Gedung Ambruk Akibat Tanah Bergerak, SDN 01 Padasari Tegal Bakal Diregrouping
Ilustrasi-Khikmah Wati-Notebooklm
SLAWI, radartegal.com – Dinas Pendidikan dan Kebudayaan (Dikbud) Kabupaten Tegal menyiapkan dua langkah strategis untuk menjamin keberlangsungan Kegiatan Belajar Mengajar (KBM) siswa SDN Padasari 01. Langkah ini diambil menyusul ambruknya bangunan sekolah akibat bencana tanah bergerak di wilayah tersebut.
Plt Kepala Dinas Dikbud Kabupaten Tegal Winarto, SE., MM., menjelaskan bahwa penanganan ini terbagi menjadi solusi jangka pendek dan jangka panjang.
Solusi Jangka Pendek: Relokasi KBM Sementara
Untuk memastikan siswa tetap bisa belajar, Dinas Dikbud telah mengalihkan lokasi KBM ke tempat ibadah dan madrasah terdekat.
- Siswa SDN 01 Padasari: Sebanyak 220 siswa sementara waktu menempati MDTA Al Khoeriyah Padasari yang lokasinya lebih strategis di dekat jalan raya.
- Siswa SDN 02 Padasari: Sekitar 50 siswa dialihkan ke Madrasah Lebakpan, karena bangunan sekolah mereka saat ini digunakan sebagai tempat pengungsian warga terdampak.
- KB Al Muda Padasari: Untuk Kelompok Bermain yang juga terdampak, KBM dipusatkan di Masjid Al Barkah Padasari.
"Kami sudah melaporkan hal ini kepada Bupati Tegal.
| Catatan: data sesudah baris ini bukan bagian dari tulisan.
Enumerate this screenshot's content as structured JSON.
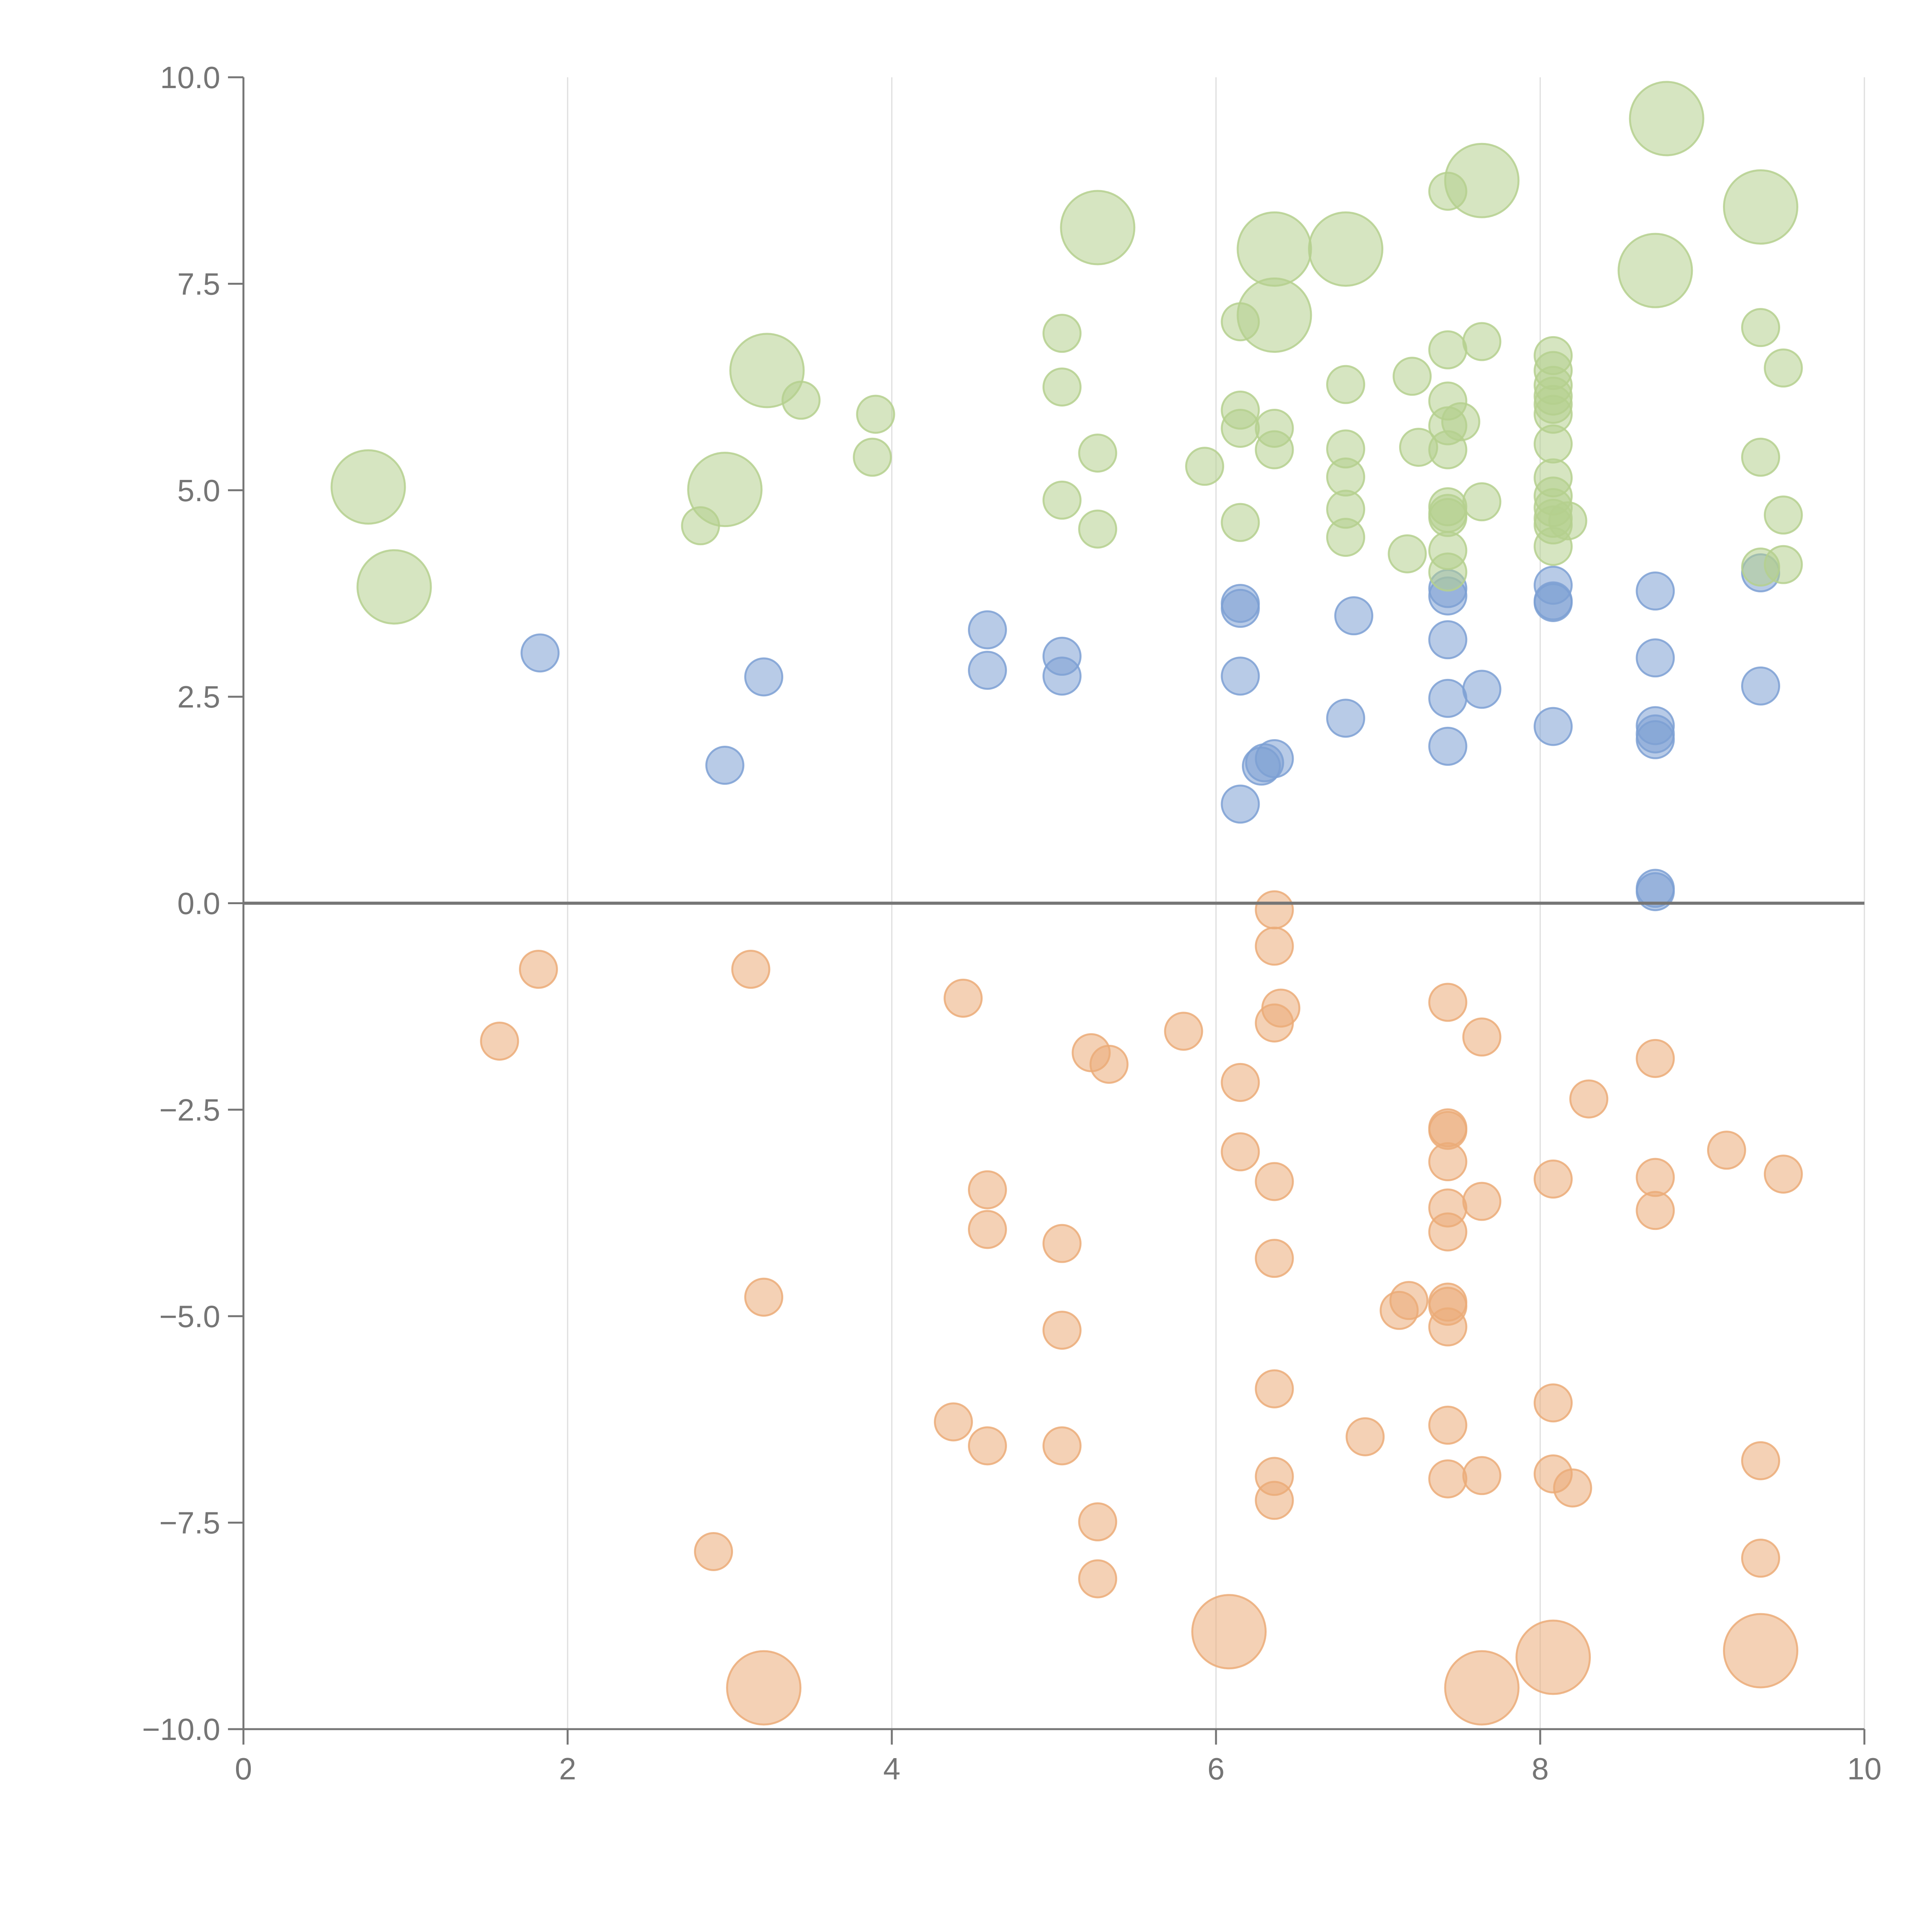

Untuk jangka pendek, prioritas kami adalah siswa tetap bisa sekolah meski di lokasi darurat," ujar Winarto, Senin 9 Februari 2026.
BACA JUGA: Zona Merah Tanah Bergerak Padasari: Rumah Warga Miring dan Retak, Relawan Fokus Amankan Aset
BACA JUGA: Pasca Bencana Padasari Tegal, Dinas Dikbud Jamin Pendidikan Anak Tetap Berjalan
Dampak Psikologis dan Perpindahan Siswa
Winarto juga mengungkapkan bahwa pasca-insiden tanah bergerak, tercatat ada 4 siswa yang memilih keluar dari sekolah karena mengikuti orang tua pindah ke luar daerah.
"Terdapat 2 siswa yang pindah ke Jakarta dan 2 siswa lainnya ke Surabaya," tambahnya.
Solusi Jangka Panjang: Rencana Regrouping
Sebagai langkah permanen untuk mengatasi kerusakan gedung SDN 01 Padasari, Dinas Dikbud akan menempuh langkah regrouping atau penggabungan sekolah.
"Rencana jangka panjangnya adalah menggabungkan SDN 01 Padasari dengan SDN 02 Padasari yang jumlah siswanya lebih sedikit. Langkah ini sudah didukung dengan SK Bupati Tegal mengenai keadaan darurat," tegas Winarto.
BACA JUGA: Ketua DPRD Kabupaten Tegal Berikan Bantuan Pada Pengungsi di Padasari
Langkah regrouping ini diharapkan menjadi solusi tuntas terkait relokasi lahan sekolah yang sudah tidak layak pakai akibat pergeseran tanah, sekaligus efisiensi manajemen sekolah di masa depan.